Software Auto'ing mini-HOWTO Mark Hoebeke INRA Unité Statistique & Génome
Mark.Hoebeke(at)jouy.inra.fr
2003 Mark Hoebeke Copyright Permission is granted to copy, distribute and/or modify this document under the terms of the Open Publication License, version 2.0. 0.1 2003-07-22 mh First draft This mini-HOWTO aims to bootstrap developers in using the Gnu autoconf, automake and libtool utilities. Using a sample project, it describes a recipe to leverage the power of these tools to create distributable and portable programs. Pointers to more in-depth information are also provided.
Why bother with the Gnu Auto tools ? Our ego of software developers makes us all dream of zillions of users happily executing what our brains painstakingly gave birth to. Our legendary laziness makes us balk at maintaining a bunch of configuration files each tailored to make our programs compile on a specific hardware/software combination. Enter the Gnu Auto tools (which is the term used here to designate autoconf, automake, libtool). With a little effort, these utilities will allow us to roll our own tarballs which any user can the install by issuing the universal command triplet : ./configure make make install This mini-HOWTO is a guided tour of the steps it takes to adapt an existing software project to the Gnu Auto tools. It starts with the installation of these utilities and proceeds to describe how to organize a project's directory hierarchy to ease the job of writing the configuration files. Then each tool's main functionalities and usage are examined in turn.
Installing the Gnu Auto tools As the Gnu Auto tools are installed on a vast majority of systems, this section is provided for the unlucky few for which this is not the case. To determine if installation is needed, check the output of the following commands : autoconf --version automake --version libtooolize --version If each command prints out its version information, you can skip the remaining of this section. If one or more commands return with a command not found, they'll have to be installed.

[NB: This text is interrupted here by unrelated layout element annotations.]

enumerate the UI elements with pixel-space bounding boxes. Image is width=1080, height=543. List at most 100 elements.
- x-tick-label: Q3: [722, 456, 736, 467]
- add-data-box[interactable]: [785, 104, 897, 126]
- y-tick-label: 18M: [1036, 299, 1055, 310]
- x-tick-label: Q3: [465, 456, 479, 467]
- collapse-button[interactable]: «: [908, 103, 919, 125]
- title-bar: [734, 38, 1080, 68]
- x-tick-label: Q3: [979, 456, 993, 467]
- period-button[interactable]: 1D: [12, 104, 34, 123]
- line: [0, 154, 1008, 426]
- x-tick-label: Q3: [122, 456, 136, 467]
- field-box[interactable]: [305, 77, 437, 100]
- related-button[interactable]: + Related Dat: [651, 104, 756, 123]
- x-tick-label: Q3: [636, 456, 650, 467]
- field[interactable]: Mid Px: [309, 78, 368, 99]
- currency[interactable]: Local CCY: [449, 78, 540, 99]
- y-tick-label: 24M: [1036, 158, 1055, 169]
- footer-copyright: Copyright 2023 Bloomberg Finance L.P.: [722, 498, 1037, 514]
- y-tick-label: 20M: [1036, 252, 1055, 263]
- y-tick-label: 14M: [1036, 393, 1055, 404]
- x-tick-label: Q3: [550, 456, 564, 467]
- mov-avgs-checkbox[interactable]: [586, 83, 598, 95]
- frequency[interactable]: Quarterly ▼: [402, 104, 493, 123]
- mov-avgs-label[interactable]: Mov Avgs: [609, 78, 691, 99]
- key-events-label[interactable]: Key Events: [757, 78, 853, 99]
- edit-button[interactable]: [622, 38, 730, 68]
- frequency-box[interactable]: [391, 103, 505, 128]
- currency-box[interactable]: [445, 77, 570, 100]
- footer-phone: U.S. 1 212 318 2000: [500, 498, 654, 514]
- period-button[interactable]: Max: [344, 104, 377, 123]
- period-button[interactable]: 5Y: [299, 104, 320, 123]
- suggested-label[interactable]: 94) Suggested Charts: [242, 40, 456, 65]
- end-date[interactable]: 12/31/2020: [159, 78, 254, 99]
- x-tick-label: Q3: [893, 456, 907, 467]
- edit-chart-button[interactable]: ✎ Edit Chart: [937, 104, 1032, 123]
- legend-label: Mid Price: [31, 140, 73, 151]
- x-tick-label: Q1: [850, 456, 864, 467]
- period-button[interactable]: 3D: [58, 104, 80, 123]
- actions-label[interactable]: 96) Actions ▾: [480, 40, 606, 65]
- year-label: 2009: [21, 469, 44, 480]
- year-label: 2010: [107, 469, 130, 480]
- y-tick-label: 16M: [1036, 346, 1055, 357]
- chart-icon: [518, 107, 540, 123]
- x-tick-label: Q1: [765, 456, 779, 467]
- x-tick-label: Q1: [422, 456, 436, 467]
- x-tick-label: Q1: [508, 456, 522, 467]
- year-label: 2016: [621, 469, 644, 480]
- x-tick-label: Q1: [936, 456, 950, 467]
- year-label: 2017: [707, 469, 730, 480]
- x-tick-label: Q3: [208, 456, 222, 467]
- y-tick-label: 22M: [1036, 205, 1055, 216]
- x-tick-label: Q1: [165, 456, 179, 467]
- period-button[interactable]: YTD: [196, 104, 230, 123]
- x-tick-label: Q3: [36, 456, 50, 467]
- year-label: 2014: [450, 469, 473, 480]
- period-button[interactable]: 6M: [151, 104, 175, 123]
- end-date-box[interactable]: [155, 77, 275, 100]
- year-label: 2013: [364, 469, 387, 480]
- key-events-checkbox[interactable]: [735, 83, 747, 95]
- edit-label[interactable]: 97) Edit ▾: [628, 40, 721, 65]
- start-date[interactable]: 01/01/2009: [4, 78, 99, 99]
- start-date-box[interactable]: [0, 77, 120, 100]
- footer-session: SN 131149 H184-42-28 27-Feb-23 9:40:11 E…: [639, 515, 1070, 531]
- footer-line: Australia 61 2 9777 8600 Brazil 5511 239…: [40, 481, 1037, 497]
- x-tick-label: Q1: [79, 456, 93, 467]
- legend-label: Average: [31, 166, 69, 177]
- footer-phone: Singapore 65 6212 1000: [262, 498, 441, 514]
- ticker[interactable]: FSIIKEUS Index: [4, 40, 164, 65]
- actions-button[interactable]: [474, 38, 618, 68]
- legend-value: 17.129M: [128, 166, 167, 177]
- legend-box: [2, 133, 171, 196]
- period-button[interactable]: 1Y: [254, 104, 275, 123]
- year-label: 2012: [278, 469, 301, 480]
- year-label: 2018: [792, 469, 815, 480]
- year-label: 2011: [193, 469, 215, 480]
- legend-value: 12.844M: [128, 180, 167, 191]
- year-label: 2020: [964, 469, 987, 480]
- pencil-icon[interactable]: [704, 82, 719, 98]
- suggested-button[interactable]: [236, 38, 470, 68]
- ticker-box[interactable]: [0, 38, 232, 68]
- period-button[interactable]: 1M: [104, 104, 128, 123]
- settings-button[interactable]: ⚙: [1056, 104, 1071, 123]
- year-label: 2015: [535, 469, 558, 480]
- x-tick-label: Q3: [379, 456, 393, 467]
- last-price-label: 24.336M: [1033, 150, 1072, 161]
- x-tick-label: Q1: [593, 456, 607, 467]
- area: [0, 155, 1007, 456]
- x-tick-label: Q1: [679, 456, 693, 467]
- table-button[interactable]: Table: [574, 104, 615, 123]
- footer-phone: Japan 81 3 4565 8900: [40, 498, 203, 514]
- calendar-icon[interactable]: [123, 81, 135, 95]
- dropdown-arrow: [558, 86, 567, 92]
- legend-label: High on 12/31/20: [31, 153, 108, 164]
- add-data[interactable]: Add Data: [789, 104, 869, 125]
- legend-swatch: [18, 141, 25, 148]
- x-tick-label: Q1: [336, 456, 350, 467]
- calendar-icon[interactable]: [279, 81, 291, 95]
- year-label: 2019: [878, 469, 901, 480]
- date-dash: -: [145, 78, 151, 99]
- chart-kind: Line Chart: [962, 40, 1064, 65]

Installing from binary packages Most of the Linux distributions include pre-packaged bundles of the Gnu Auto tools. For example, both Mandrake and RedHat provide RPMs called autoconf-*.rpm, automake-*.rpm and libtool-*.rpm (where the asterisk stands for the specific release number). Debian also has autoconf-*.deb, automake-*.deb and libtool-*.deb packages. Finally, Solaris .pkg files can also be found on the Sunfreeware site. Thus, installation can be performed with your favourite software management tool.
Installing from sources In case you prefer to install the Gnu Auto tools from the source tarballs, they can be fetched at your nearest GNU ftp mirror site (the list of mirrors is available at ).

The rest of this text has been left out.